Oysters and their taste of place
February 9, 2016 by JaneWriter Cynthia Nims is a lifelong resident of the Northwest US who reveled in growing up surrounded by great food. After studying cooking at Ecole de Cuisine La Varenne in France where she received the Grand Diplôme d’Etudes Culinaires, Cynthia worked on numerous cookbooks with the school’s president, Anne Willan. She is the author of ten cookbooks and was previously editor of Simply Seafood magazine and food editor of Seattle Magazine. Her most recent cookbook, Oysters: Recipes That Bring Home a Taste of the Sea, is fresh off the presses. (Enter our contest for your chance to win a copy of the book. And check out Cynthia’s book tour dates.) We asked Cynthia to expound on her enthusiasm for the book’s subject. Here’s what she had to say:
Something about oysters elicits passions that run mighty deep for members of their fan club. Which may have a lot to do with the fact that oysters-beyond being delicious and intriguing creatures-represent a taste of place as few other foods do. Even other seafoods. Oysters don’t just live surrounded by seawater, they are voracious consumers of that seawater. As filter-feeders, they draw through their gills many gallons of water each day, filtering out nutritious phytoplankton and other minute particles that impact their flavor. The salinity of the water does as well, plus how active the tide, the water temperature, and other environmental factors that contribute to the taste and texture of the meat tucked between the distinctive shells.
This conglomeration of natural influences has come to be known as meroir, a sea-going version of terroir. And as terroir was uniquely linked with wine grapes initially, so is it that meroir comes about with a distinct link to oysters. The evidence of this is easy enough to discover when you slurp different oysters side-by-side, the better to distinguish their unique characteristics.
The two key species of oyster grown in North America are the Eastern oyster (sometimes known by its Latin name, Virginica) and the Pacific oyster. They have some species-specific features: Pacifics’ shells are more fluted and ruffled than Easterns and Eastern oysters tend to taste brinier than those on the Pacific, to name a couple. But because of that meroir factor, within each of those species are countless variations in size, shape, flavor and texture that reflect the specific waters where the oyster grew. Which explains why you rarely see these oysters sold simply by their species name, instead it will be Fanny Bay, Judd Cove, Hama Hama, Cedar Island, Malpeque.

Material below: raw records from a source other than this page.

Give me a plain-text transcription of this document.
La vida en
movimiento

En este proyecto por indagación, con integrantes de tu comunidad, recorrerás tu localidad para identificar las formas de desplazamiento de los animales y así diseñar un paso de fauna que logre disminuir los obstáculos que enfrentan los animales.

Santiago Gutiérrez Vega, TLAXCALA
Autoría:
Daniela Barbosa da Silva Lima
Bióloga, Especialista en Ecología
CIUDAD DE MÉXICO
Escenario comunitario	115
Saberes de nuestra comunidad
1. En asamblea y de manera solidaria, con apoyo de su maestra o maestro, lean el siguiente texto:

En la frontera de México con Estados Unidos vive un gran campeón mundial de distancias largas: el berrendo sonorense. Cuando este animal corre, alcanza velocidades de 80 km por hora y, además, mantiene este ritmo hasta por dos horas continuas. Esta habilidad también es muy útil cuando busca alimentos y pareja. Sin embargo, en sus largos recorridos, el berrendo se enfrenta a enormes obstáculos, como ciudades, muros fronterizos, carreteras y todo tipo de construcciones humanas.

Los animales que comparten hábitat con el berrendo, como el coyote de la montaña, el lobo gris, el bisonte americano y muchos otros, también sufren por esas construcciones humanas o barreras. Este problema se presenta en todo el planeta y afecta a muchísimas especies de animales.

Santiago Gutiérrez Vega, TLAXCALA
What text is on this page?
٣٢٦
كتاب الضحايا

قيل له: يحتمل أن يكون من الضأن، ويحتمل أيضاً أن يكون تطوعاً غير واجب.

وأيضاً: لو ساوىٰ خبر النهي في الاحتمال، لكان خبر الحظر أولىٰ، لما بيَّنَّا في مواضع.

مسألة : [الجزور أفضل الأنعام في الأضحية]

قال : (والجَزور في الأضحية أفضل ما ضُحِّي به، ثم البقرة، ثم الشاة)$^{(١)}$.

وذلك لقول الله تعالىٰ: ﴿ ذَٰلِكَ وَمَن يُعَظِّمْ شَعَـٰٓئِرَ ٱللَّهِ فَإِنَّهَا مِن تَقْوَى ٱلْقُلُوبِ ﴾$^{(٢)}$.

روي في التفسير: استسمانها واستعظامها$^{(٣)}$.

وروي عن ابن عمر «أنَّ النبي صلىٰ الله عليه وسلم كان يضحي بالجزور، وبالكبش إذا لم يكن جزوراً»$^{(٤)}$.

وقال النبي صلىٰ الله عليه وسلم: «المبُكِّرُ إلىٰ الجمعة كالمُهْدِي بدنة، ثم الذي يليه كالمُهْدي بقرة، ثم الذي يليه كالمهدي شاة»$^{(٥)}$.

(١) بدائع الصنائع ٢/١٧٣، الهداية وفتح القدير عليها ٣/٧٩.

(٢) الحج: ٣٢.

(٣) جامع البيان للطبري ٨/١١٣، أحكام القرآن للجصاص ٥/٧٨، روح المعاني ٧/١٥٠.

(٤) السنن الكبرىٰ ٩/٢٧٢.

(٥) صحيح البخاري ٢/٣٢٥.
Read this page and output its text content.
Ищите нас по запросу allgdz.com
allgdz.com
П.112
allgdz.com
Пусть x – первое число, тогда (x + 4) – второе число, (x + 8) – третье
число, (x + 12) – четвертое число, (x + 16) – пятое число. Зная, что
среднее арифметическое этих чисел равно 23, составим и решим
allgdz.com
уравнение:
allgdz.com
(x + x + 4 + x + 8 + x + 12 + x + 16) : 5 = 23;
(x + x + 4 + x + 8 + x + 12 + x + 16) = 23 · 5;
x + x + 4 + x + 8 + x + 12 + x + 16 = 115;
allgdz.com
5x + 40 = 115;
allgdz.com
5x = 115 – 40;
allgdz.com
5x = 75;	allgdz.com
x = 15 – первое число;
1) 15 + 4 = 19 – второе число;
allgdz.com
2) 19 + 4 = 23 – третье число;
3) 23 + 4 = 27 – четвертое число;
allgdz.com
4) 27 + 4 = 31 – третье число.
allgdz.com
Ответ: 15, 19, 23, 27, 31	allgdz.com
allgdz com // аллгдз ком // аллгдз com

So you can have quite an oyster adventure without leaving your seat at the oyster bar, which is one of the joys of this beautiful bivalve. The three other species grown in North America which you may see on the menu are the popular Kumamotos (an ideal ‘starter’ oyster), the Olympia (the only oyster native to the West Coast) and the European Flat (grown in very small volumes on both coasts). Add them to the mix when available. As you slurp your way through the half-shell selections, some will be briskly-briny other mellower and almost sweet, some cucumber-y while others more toward earthy or mineral flavors. Even their shells have stories to tell whether covered with barnacles or smooth from the tumbling tide, or simply esthetically striking with lovely stripes or frilly ruffles. The fascinating exploration perfectly emphasizes the distinct taste of place that oysters provide.